For third-quarter 2017, POET Technologies Inc of Toronto, Canada and San Jose, CA, USA —a designer and manufacturer of optoelectronic devices, including light sources, passive waveguides and photonic integrated circuits (PIC) for the datacom and telecom markets — has reported revenue of US$715,420, down on US$861,545 a year ago but rebounding from US$648,382 last quarter, primarily reflecting sales of photonic sensors made by Singapore-based subsidiary DenseLight Semiconductor Pte Ltd (acquired in May 2016) for test & measurement applications.
Gross margin was 51%, down on 63% a year ago but up from 50.5% last quarter. Net loss has risen from US$2.8m ($0.01 per share) last quarter to US$3.6m ($0.01 per share). However, this included non-cash, stock-based compensation of US$1,088,170, up from just US$159,783 last quarter.
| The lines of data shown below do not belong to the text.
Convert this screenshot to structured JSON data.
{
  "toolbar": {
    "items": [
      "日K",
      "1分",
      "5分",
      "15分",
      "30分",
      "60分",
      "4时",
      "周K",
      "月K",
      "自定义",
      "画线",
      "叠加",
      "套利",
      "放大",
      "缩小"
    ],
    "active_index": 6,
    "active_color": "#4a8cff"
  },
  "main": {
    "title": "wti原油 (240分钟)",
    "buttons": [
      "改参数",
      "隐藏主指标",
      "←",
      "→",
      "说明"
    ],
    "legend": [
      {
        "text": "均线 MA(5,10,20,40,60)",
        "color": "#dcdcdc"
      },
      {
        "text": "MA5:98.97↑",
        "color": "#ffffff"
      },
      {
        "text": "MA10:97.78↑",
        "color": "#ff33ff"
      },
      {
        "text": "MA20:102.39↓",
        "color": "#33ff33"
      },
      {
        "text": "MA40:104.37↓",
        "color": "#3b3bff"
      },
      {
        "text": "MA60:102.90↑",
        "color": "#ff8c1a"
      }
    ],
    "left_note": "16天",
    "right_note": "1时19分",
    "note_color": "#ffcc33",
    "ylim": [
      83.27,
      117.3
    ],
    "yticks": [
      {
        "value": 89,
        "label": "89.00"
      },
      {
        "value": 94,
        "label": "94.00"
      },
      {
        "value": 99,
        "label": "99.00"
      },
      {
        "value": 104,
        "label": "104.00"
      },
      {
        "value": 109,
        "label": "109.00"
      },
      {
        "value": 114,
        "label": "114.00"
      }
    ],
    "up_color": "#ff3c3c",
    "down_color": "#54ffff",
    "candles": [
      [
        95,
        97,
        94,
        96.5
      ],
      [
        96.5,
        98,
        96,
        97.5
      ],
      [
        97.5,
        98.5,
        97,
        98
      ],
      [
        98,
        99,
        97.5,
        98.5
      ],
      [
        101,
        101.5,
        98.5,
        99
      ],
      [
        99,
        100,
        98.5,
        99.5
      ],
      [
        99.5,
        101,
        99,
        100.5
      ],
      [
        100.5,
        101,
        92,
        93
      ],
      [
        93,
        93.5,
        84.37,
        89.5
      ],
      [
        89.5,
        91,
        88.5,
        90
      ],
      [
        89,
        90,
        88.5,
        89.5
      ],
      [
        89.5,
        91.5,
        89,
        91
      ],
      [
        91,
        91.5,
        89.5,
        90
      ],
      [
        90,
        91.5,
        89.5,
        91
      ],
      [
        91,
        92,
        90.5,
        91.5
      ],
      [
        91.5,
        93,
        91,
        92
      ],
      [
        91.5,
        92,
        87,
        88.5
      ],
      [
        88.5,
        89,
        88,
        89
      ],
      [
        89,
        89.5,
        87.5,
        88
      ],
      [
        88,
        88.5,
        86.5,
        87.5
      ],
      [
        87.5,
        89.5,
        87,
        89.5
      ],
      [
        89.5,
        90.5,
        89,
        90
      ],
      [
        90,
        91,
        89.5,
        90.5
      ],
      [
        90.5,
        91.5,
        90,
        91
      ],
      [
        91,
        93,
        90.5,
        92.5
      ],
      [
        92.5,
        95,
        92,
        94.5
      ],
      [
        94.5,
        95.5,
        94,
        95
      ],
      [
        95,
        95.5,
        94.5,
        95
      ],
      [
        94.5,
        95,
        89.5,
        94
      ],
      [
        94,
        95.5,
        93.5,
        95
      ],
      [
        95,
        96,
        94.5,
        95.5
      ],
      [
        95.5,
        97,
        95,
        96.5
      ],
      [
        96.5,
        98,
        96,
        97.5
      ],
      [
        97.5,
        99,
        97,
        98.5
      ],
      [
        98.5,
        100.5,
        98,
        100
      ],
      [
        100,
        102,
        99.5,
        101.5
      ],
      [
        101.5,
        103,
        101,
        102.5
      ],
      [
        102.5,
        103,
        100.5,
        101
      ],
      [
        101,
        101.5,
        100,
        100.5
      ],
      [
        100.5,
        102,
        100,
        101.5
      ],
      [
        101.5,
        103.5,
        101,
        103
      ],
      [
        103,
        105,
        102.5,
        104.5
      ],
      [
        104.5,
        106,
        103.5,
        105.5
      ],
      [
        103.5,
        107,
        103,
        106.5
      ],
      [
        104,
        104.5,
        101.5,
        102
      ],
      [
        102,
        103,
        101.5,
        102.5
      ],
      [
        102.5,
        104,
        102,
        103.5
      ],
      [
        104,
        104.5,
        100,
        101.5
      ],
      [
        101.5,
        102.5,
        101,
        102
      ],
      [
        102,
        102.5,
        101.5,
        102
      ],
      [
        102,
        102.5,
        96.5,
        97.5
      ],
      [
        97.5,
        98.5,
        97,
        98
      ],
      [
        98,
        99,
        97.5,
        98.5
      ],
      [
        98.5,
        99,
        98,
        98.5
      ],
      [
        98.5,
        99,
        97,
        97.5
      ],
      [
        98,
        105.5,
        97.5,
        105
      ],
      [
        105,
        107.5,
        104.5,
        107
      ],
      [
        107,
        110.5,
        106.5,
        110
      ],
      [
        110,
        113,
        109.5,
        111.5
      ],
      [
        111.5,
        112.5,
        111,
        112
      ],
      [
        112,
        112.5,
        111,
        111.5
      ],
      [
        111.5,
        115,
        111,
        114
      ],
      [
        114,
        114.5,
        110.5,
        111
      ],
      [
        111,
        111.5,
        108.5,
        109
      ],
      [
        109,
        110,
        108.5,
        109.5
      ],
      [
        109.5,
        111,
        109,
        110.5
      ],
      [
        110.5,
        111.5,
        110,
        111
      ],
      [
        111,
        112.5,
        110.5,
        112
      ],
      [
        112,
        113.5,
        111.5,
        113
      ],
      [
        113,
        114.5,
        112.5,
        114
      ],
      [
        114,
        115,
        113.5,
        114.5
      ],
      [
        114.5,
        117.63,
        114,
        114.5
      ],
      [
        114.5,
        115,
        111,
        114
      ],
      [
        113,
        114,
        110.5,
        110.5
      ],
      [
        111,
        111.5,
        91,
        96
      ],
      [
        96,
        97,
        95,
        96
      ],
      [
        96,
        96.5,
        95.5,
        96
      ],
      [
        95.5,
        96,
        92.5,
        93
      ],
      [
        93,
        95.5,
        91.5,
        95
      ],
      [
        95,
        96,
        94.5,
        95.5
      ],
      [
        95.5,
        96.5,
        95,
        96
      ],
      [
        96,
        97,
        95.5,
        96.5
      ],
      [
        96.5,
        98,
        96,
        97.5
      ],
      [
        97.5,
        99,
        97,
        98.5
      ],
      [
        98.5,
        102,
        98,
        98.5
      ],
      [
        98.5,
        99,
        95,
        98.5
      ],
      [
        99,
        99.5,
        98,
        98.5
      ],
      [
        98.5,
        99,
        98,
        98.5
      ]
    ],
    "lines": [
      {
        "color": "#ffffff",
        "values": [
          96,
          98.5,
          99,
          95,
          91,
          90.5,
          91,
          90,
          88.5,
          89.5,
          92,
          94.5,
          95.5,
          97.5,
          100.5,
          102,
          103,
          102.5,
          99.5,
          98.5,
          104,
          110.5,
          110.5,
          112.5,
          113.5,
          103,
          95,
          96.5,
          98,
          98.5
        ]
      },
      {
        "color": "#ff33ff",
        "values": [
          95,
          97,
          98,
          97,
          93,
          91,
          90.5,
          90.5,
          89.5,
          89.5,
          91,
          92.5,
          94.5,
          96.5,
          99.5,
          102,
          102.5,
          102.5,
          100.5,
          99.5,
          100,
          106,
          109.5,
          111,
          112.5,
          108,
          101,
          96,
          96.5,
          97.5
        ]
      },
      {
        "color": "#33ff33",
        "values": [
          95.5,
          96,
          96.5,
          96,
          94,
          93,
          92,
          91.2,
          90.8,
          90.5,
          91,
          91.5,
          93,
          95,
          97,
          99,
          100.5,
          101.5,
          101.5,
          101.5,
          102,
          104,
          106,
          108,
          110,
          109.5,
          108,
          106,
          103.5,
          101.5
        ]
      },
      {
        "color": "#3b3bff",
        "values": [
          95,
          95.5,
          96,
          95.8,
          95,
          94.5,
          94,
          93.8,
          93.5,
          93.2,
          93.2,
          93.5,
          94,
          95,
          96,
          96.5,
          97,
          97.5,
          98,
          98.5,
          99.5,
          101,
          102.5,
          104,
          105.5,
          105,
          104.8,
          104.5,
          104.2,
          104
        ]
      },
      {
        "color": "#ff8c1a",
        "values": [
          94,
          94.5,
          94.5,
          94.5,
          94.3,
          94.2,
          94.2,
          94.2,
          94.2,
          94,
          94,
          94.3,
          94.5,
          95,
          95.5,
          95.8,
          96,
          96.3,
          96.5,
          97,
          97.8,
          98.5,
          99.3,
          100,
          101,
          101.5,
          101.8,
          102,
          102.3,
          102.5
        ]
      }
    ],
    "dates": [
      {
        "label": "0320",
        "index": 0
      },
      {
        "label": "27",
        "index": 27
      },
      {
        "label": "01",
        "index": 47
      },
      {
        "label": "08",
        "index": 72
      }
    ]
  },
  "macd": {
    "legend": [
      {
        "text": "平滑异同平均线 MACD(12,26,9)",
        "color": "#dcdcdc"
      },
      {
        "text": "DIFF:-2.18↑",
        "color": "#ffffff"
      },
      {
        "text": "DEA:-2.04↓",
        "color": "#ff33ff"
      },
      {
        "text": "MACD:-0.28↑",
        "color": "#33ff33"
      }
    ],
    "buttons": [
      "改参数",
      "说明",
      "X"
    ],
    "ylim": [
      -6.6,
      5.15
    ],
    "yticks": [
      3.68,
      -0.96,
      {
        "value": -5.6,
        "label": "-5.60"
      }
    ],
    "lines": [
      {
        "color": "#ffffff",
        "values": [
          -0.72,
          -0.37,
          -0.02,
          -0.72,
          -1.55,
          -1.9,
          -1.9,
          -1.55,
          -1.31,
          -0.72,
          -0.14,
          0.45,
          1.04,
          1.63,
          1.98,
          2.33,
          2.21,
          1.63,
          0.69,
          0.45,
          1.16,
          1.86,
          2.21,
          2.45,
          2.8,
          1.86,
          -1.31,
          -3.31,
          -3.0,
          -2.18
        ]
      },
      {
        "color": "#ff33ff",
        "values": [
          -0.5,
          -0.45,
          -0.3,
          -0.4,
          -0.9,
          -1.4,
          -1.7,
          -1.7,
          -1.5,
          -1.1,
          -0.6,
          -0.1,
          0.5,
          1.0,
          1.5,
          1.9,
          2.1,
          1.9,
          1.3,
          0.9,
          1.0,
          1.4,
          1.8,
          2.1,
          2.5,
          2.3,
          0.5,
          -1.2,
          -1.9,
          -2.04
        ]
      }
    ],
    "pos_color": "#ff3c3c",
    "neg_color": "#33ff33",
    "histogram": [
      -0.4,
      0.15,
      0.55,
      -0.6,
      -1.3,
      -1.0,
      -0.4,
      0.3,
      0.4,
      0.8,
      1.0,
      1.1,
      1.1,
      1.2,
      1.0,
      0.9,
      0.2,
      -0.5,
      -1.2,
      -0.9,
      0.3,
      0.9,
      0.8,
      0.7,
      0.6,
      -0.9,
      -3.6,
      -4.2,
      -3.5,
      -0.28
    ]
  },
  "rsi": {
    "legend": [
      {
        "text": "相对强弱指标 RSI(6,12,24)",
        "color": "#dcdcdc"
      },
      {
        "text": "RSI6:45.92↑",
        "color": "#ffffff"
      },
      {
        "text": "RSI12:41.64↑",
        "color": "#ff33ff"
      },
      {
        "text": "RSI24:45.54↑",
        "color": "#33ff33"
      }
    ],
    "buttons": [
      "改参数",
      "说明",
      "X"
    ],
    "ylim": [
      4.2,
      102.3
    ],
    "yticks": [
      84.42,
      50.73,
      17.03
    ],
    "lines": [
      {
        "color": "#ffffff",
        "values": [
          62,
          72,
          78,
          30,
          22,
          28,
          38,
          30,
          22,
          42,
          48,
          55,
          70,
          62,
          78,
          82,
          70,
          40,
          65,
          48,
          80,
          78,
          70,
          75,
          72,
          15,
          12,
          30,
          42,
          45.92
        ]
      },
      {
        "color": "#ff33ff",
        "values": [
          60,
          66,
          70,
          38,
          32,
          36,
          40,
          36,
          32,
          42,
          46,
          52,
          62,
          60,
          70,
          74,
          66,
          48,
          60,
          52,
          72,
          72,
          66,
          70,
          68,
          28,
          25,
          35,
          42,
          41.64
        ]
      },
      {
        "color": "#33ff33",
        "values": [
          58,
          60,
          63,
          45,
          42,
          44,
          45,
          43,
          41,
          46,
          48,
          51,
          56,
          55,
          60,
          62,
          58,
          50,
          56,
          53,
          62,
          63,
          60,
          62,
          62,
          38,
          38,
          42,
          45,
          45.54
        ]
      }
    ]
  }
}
During the quarter, cash and short-term investments fell from US$9.8m to US$7.5m.
“Our results in the third quarter continue to reflect our commitment to invest a majority of the company’s engineering and production resources in new product development during 2017,” says CEO Dr Suresh Venkatesan. Since May, POET has been granted six patents and submitted two new applications, bringing the total granted to 57 and the number of pending patent applications to eight.
During the quarter, POET introduced new products from DenseLight, including distributed feedback (DFB) lasers for the 100G datacom market, avalanche photodiodes (APDs) for the 10G telecom markets, and a new family of narrow-linewidth (NLW) lasers for the distributed acoustic sensing (DAS) market.
“As planned and stated last quarter, we are currently sampling our DFB lasers, APD devices and NLW lasers with customers in China and Europe,” says Venkatesan. “There is solid demand for these DFB lasers in both the silicon photonics and test & measurement markets as well as for our newly introduced NLW light modules for distributed acoustic sensing applications in the oil & gas and rail industries. Additional design, testing and qualification cycles are required prior to generating revenue, and we expect these products to augment our traditional sensing revenue in 2018. There has been an industry slowdown in the 10G GPON telecom market, so we are evaluating alternative sales channels for the APDs,” he adds.
“We are making good progress and remain on track for a mid-2018 launch of our ROSA [receive optical sub-assembly] optical engine, which utilizes our dielectric photonics platform,” Venkatesan continues. The integrated twin-waveguide 25G PIN detector under development has recently tested at bandwidths that exceed the requirements for 25Gbps channel rates. Combining four PINs into a single device (QuadPIN) will allow the optical engine to receive at a minimum speed of 100Gbps. Combining a quad-channel PIN detector and a quad-channel de-mux will form a critical piece of the ROSA. “Additional engineering, optimization and product qualification are required to complete the development of the ROSA optical engine,” concludes Venkatesan.